Enfant, elle a assisté au meurtre de son père, alors qu'elle se trouvait dans son bureau en train de lire. Assoiffée de vengeance, elle est maintenant déterminée à pourchasser le coupable et à éliminer tous les obstacles qui se dresseront sur son chemin…
Elle n’a pas de nom, elle n’est qu’une boule de résignation qui suit la piste de celui qui a jadis assassiné son père, à travers les rapports de police qui lui ont permis d’établir une première liste de suspects d’anciens tueurs d’État à la retraite, Chacun a pu, potentiellement, être sur place, vingt ans plus tôt, pour commettre le crime.

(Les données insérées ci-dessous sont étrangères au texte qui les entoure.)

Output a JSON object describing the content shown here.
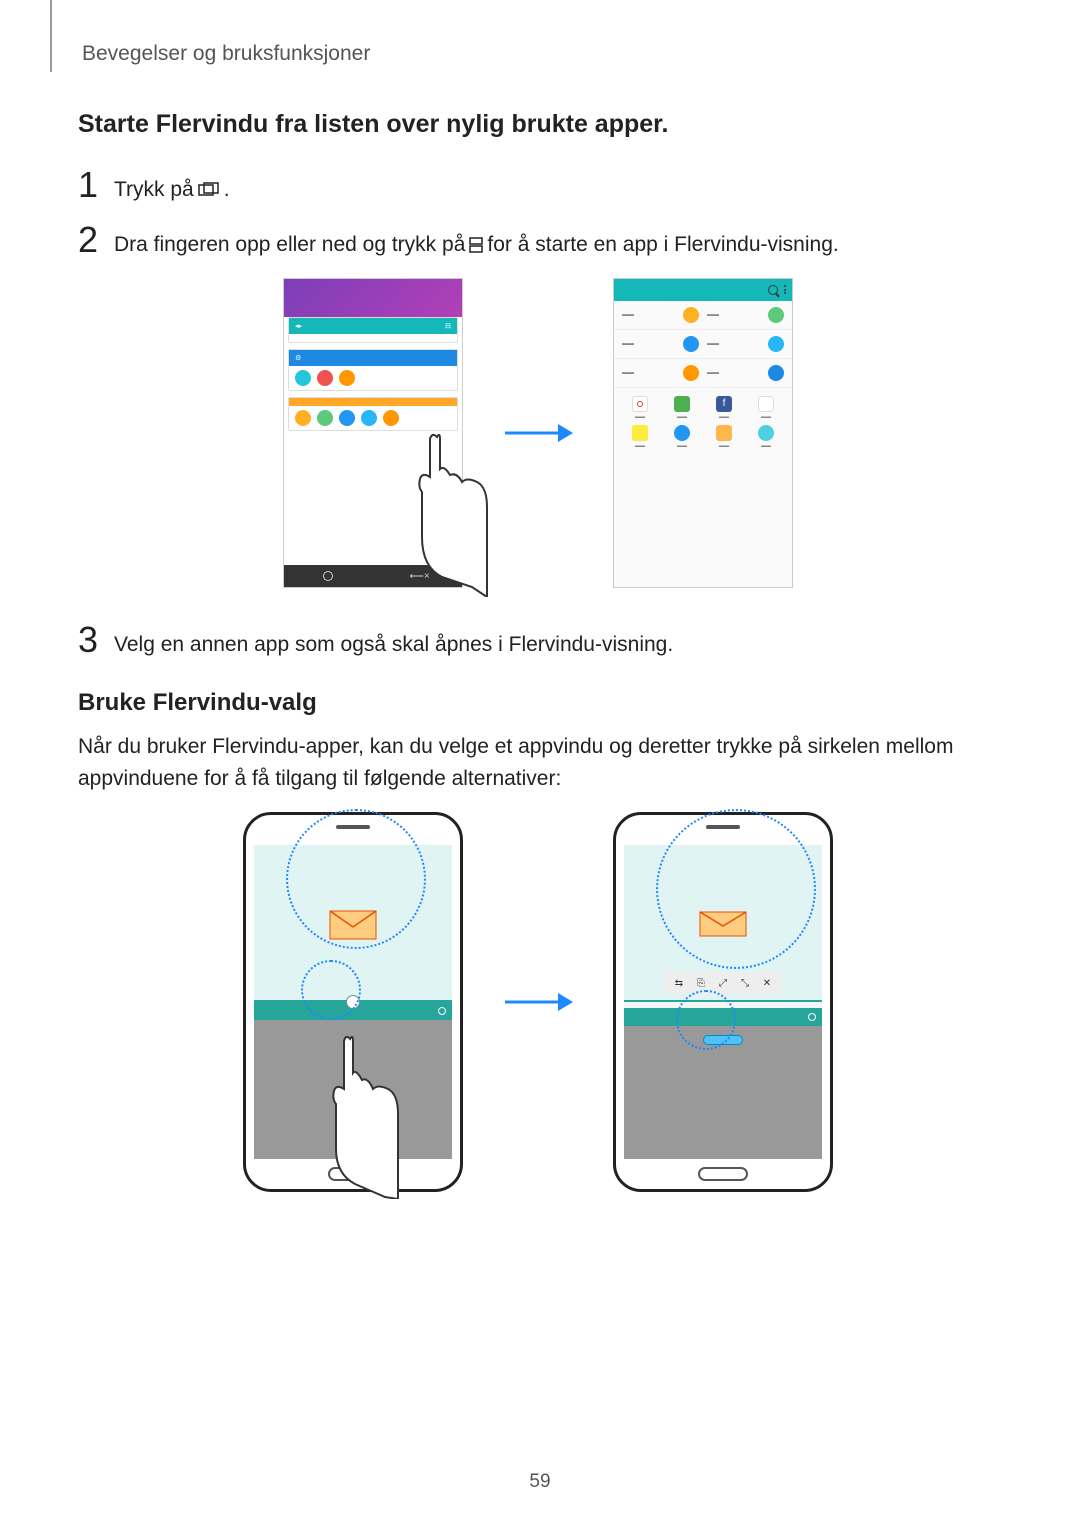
{
  "header": "Bevegelser og bruksfunksjoner",
  "section1": {
    "title": "Starte Flervindu fra listen over nylig brukte apper.",
    "steps": {
      "s1": {
        "num": "1",
        "pre": "Trykk på ",
        "post": "."
      },
      "s2": {
        "num": "2",
        "pre": "Dra fingeren opp eller ned og trykk på ",
        "post": " for å starte en app i Flervindu-visning."
      },
      "s3": {
        "num": "3",
        "text": "Velg en annen app som også skal åpnes i Flervindu-visning."
      }
    }
  },
  "section2": {
    "title": "Bruke Flervindu-valg",
    "body": "Når du bruker Flervindu-apper, kan du velge et appvindu og deretter trykke på sirkelen mellom appvinduene for å få tilgang til følgende alternativer:"
  },
  "page_number": "59"
}
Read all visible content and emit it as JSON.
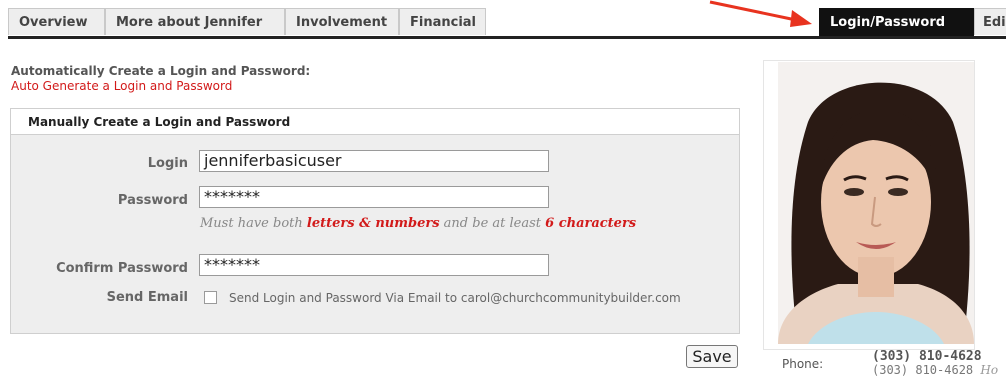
{
  "tabs": [
    {
      "label": "Overview"
    },
    {
      "label": "More about Jennifer"
    },
    {
      "label": "Involvement"
    },
    {
      "label": "Financial"
    },
    {
      "label": "Login/Password",
      "active": true
    },
    {
      "label": "Edi"
    }
  ],
  "auto": {
    "title": "Automatically Create a Login and Password:",
    "link": "Auto Generate a Login and Password"
  },
  "manual": {
    "title": "Manually Create a Login and Password",
    "login_label": "Login",
    "login_value": "jenniferbasicuser",
    "password_label": "Password",
    "password_value": "*******",
    "hint_prefix": "Must have both ",
    "hint_em1": "letters & numbers",
    "hint_mid": " and be at least ",
    "hint_em2": "6 characters",
    "confirm_label": "Confirm Password",
    "confirm_value": "*******",
    "send_label": "Send Email",
    "send_text": "Send Login and Password Via Email to carol@churchcommunitybuilder.com",
    "send_checked": false
  },
  "save_label": "Save",
  "profile": {
    "phone_label": "Phone:",
    "phone_primary": "(303) 810-4628",
    "phone_secondary": "(303) 810-4628",
    "phone_secondary_type": "Ho"
  },
  "colors": {
    "accent": "#d21a1a",
    "active_tab": "#111111",
    "panel": "#eeeeee"
  }
}
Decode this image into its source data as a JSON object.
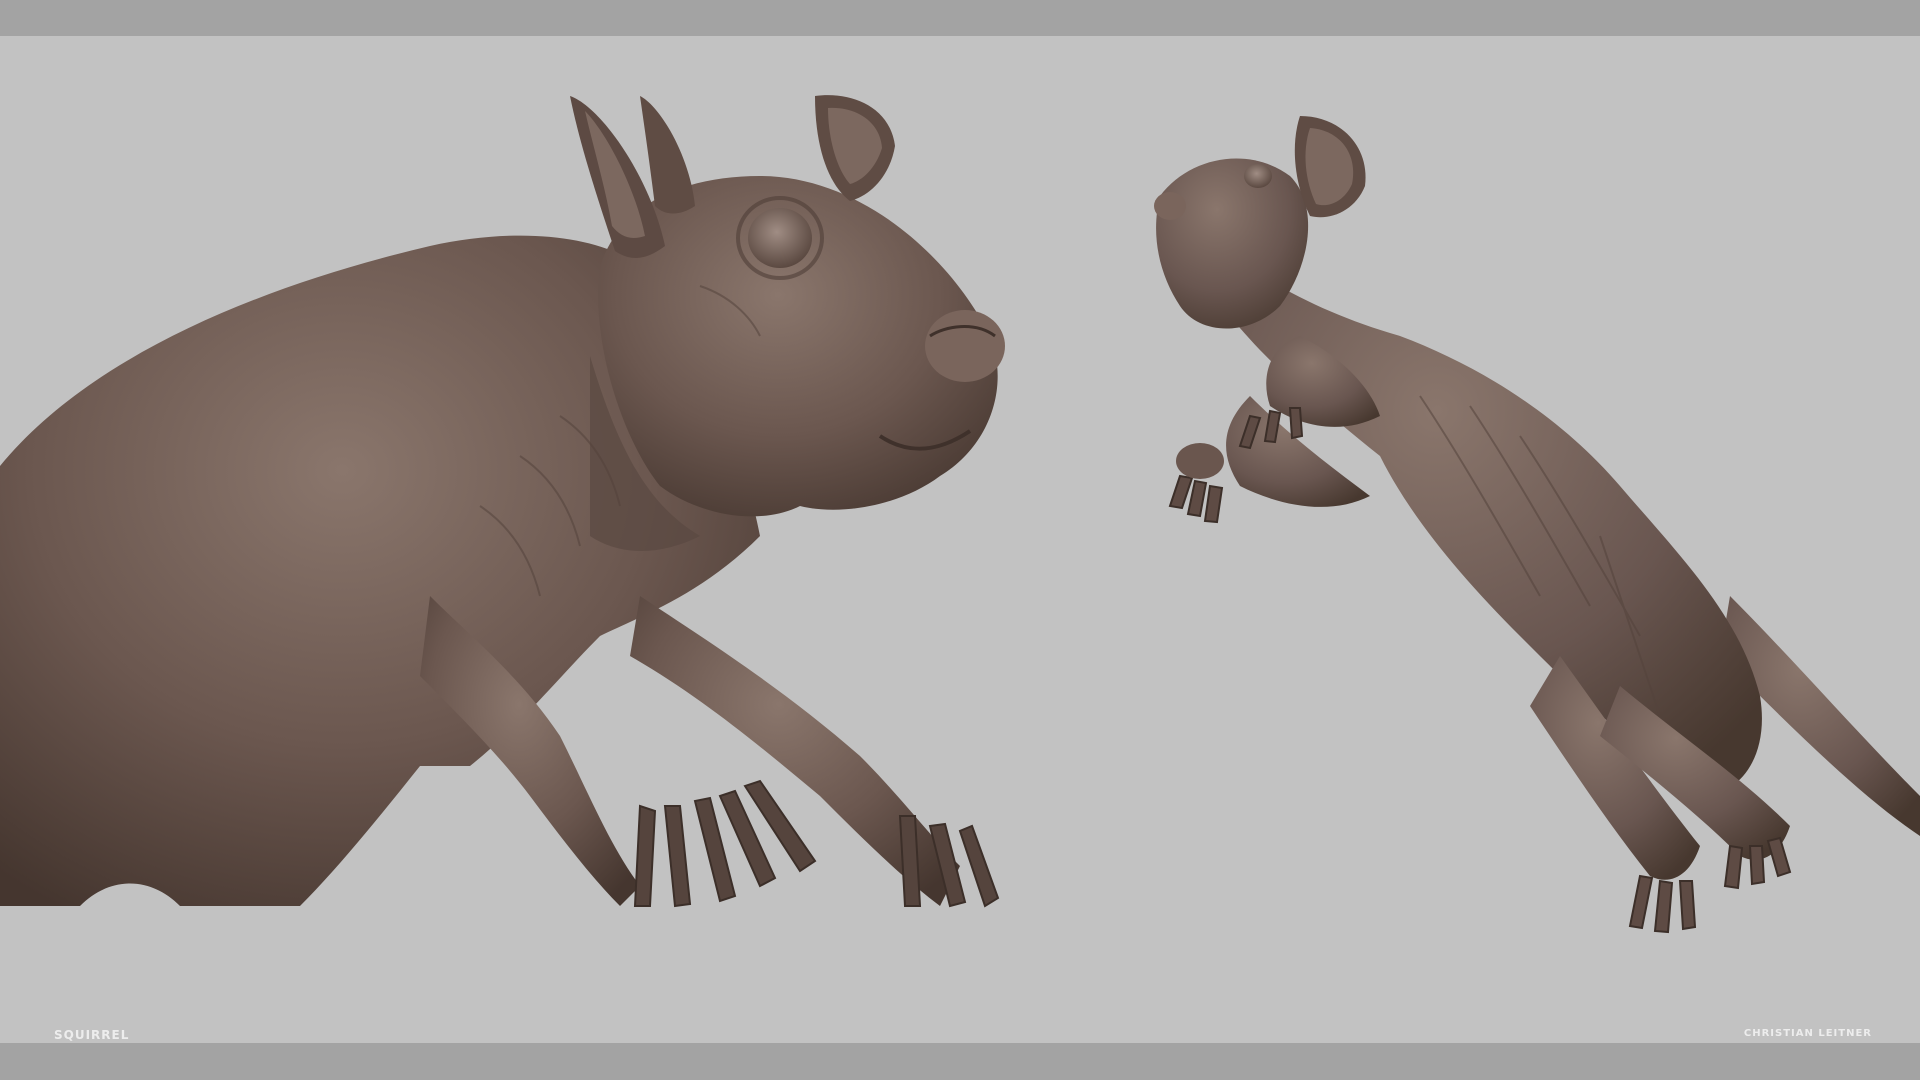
{
  "caption_left": "SQUIRREL",
  "caption_right": "CHRISTIAN LEITNER",
  "colors": {
    "frame": "#a6a6a6",
    "background": "#c2c2c2",
    "sculpt": "#6e5a52",
    "sculpt_dark": "#4a3b35",
    "sculpt_light": "#8f7a70",
    "caption": "#ededed"
  }
}
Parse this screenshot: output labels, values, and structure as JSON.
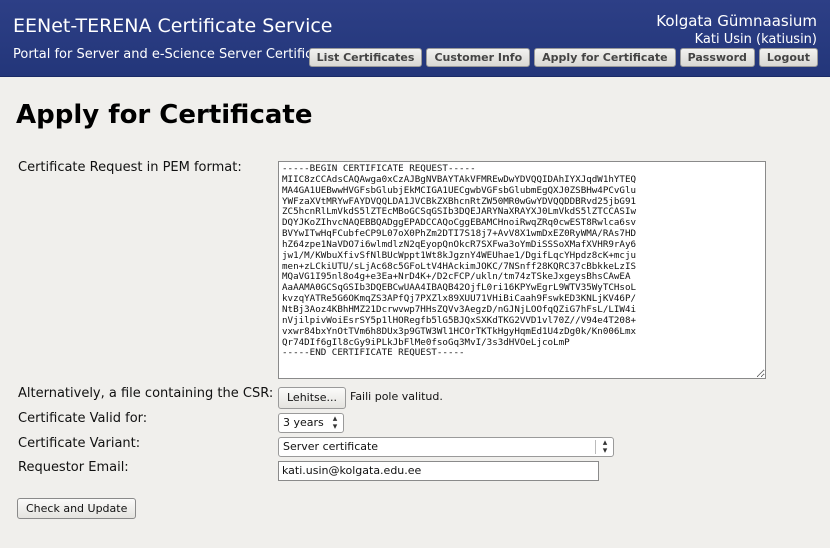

Premier contact, les dessins.
Pour cette histoire, le scénariste Matt Kindt s’est associé avec un jeune prodige de la scène indé américaine, Matt Lesniewski, que l’on a découvert avec ses albums The Freak (Oni Press) et Static (Dark Horse). Le style expressionniste de ce dernier nous entraîne dans un univers tordu, quelque peu déstabilisant, où les corps s’élancent, traversent les cases, se déforment dans des anatomies grotesques, avec des chevelures animées qui rappellent Méduse. Cette surexpressivité graphique transcende le propos en lui ajoutant une dimension fantastique exceptionnelle, ce qui rend cette lecture fascinante dès les premières cases.
Ensuite, le scénario.
En contrepartie, même si l’histoire est captivante, Matt Kindt nous ressort l’énième récit d’une revanche, à la poursuite d’un tueur qui jadis tua le père de l’héroïne. On reconnait ses habituelles idées de tueurs d’État, d’entraînements secrets, de réalité qui n’est pas vraiment telle que la protagoniste la perçoit, et finalement, tout est assez téléphoné. Seulement, Kindt reste un scénariste adroit qui ne se suffit pas des grosses ficelles. Pour l’occasion, il fait de cette jeune femme une psychotique qui se perd parfois entre la réalité et ses visions qui évoquent le folklore slave. Ce balancement incessant de l’un à l’autre rythme le récit et nous fait douter des véritables raisons qui motivent cette épopée meurtrière. En cela, Kindt trouble sans cesse son intrigue en questionnant les souvenirs de l’héroïne, en nous faisant croire que, peut-être, en substance, elle représenterait une sorte de Petit Chaperon Rouge slave qui décide de prendre sa revanche sur le loup, sur tous ces monstres qui pullulent dans les contes qu’elle dévorait, toute petite. À la différence qu’il n’est plus ici question d’une innocence vaguement perdue, mais d’un monde d’adulte duquel il est difficile de s’échapper, autrement que par le rêve.

© Crimson Flower - Delirium
Une bonne surprise.
Sorti assez discrètement, Crimson Flower reste avant tout une très bonne surprise, l’arrivée en VF d’un artiste qui n’a pas fini de faire parler de lui. Elle annonce aussi la sortie, un peu plus tard dans l’année, de l’excellent Static, de Lesniewski en solo, un album à ne pas laisser passer…
Une découverte Delirium que je vous conseille de lire, sans plus attendre.